Correction attribution: when an AI client applies a correction via the apply MCP tool (after you approved a correct proposal), the op-log records correctedBy: <client name> on every node edit/supersede/delete. The Activity view surfaces this for full audit.

After every ingest, Graphnosis runs a quick auto-relink pass over the affected engram. It compares the entities mentioned in the newly-added nodes (people, places, projects, concepts) against the entities in every existing node and creates “related-to” edges wherever there’s meaningful overlap.

This is why you’ll see lines like this in the dev terminal during normal use:

[host] auto-relink wove 44 edges across 373 active nodes in personal

That’s Graphnosis discovering, on its own, that a new note you just dropped in has 44 cross-references to memories you already had. Without this pass, each new file would be an island; with it, your engram graph genuinely gets denser the more you put in.

The pass is throttled and capped (autoRelinkMaxNodes in Settings, default 5,000 active nodes) so it stays fast even as graphs grow. For very large engrams that exceed the cap, you’ll see auto-relink skipped: active node count > maxNodes — recall and search still work; only the cross-doc edge creation is paused.

Content caching: why it matters for recovery

When you ingest a file, the raw bytes are also cached in your Cortex (encrypted, in content/) — by default for any source up to 512MB. This is the difference between:

  • Cache hit: if you later move/delete the original file, or the .gai file is somehow damaged, you can rebuild from cache without ever touching the original source again. Fast, automatic, no user action beyond clicking “Recover” in the app.
  • Cache miss (e.g. you raised the cap, or disabled caching): recovery only works if the original file is still at the exact path you ingested it from. If it’s moved, the source shows up as file-missing in the Recovery panel.

You can change the cache mode and per-source size limit in Settings → Content Cache if you want to trade disk space for recovery flexibility.
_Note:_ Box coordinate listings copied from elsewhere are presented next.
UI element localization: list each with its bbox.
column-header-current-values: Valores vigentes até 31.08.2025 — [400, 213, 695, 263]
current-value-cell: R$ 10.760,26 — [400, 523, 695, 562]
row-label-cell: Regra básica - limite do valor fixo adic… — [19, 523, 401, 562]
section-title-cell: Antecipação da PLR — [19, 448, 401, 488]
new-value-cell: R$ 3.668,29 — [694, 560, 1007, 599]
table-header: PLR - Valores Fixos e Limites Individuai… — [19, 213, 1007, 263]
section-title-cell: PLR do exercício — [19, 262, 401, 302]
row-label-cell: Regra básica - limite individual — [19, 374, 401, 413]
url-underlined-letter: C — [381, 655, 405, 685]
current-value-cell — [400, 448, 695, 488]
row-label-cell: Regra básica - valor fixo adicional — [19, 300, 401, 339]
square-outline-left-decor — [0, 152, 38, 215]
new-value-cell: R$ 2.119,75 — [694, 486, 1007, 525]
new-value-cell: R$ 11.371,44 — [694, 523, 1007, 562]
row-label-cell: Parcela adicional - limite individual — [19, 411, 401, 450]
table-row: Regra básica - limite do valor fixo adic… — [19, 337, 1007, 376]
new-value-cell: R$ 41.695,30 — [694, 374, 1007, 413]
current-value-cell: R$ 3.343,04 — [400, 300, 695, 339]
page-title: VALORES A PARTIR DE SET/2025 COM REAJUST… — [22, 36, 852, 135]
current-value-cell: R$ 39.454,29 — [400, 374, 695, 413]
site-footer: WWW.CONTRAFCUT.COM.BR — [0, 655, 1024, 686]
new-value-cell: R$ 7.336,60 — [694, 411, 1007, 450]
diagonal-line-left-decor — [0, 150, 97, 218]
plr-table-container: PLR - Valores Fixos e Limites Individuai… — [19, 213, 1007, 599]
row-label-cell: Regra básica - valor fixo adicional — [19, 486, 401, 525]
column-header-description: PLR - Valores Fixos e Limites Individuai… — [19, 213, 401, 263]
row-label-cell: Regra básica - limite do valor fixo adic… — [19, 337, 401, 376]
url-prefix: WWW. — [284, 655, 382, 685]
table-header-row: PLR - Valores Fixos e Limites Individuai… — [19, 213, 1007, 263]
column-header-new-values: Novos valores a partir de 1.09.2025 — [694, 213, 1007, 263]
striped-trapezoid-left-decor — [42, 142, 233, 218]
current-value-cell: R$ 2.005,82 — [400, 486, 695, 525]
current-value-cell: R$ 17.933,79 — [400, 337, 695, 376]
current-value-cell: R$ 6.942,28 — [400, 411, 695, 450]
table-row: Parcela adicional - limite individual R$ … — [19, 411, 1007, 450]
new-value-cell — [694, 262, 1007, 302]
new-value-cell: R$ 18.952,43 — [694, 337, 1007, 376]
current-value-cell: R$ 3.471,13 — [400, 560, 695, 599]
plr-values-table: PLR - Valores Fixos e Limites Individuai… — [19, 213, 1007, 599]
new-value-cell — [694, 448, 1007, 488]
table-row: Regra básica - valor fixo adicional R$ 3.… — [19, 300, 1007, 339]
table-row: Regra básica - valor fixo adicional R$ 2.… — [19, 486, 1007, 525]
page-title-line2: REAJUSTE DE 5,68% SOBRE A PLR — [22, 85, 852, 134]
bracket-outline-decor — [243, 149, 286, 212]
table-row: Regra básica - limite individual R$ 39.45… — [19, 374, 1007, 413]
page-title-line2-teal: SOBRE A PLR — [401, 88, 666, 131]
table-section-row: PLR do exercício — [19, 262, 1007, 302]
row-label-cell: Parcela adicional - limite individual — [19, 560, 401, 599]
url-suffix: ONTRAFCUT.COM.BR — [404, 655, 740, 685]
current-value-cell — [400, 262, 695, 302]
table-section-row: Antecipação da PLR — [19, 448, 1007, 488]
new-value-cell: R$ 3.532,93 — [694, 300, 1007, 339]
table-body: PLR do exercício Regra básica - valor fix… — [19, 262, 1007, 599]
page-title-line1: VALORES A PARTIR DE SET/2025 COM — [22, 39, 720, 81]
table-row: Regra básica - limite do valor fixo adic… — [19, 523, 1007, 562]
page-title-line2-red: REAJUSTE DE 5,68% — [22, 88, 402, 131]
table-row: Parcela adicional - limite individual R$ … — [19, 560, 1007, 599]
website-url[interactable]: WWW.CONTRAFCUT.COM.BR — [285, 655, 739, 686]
The default (all mode, 512MB cap) covers most practical sources including large reference manuals.

There is no hard file size limit, but files over ~50 MB of raw text may take several minutes to ingest.

Reingest and update

If a file you’ve ingested has changed, you can reingest it from the Source detail view. The old chunks are replaced with fresh ones from the updated content. The Source’s updated_at timestamp is updated accordingly.

Removing a source

Open the Source in the Graphnosis window and click Remove. This deletes all associated chunks and embeddings from the Cortex. The original file on disk is not touched.